TikTok approaches a security agreement with the US to prevent its sale

Employees of the Chinese technology company bytedance improperly accessed private data from the social network TikToka subsidiary of the group, to track journalists and locate the origin of leaks to the media, the firm acknowledged this Friday.

TikTok went to great lengths to convince users and governments of major markets such as the United States that it protected data privacy and did not pose a threat to national security.

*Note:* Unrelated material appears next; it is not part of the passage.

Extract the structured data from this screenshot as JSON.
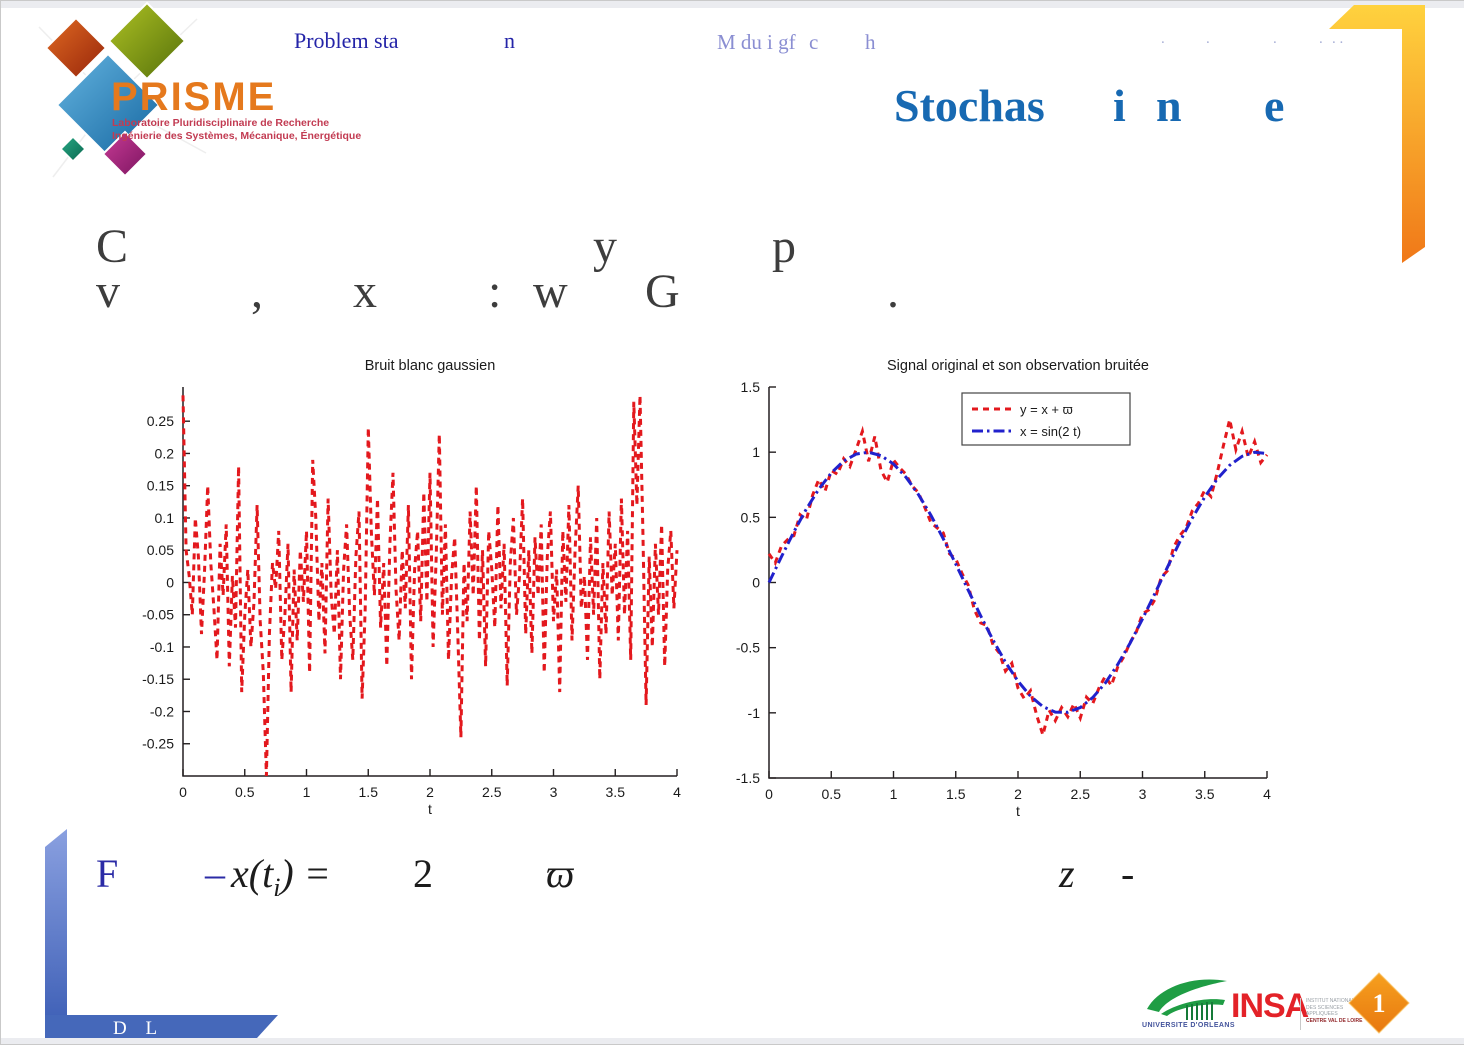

But parent company ByteDance told AFP on Friday that several employees had accessed the data of two journalists as part of an internal investigation into company media leaks.

The objective was to identify links between the staff and a reporter from the Financial Times and a former journalist from BuzzFeedaccording to an email from ByteDance’s general counsel, Erich Andersen, seen by AFP.

Both journalists had reported on the content of leaked company documents.

In a statement to AFP, ByteDance condemned the “misguided initiative that seriously violated the company’s code of conduct.”

The employees had obtained the IP addresses of the reporters to determine if they coincided in any location with their ByteDance colleagues suspected of leaking the information, according to Andersen.

The plan didn’t work, in part because IP addresses only reveal approximate geolocations.

In any case, Andersen explained in his email that none of the workers implicated in the case were still at ByteDance, although he did not detail how many were fired.

TikTok is back in the spotlight in the United States as Congress seeks to nationwide ban the use of this popular short-video platform on government devices for security reasons.

The social network has tried to convince the US authorities that the data in that country is protected and stored on servers located within its territory.

But after some press reports, he also admitted that employees in China had access to US user data, theoretically under strict and very limited circumstances.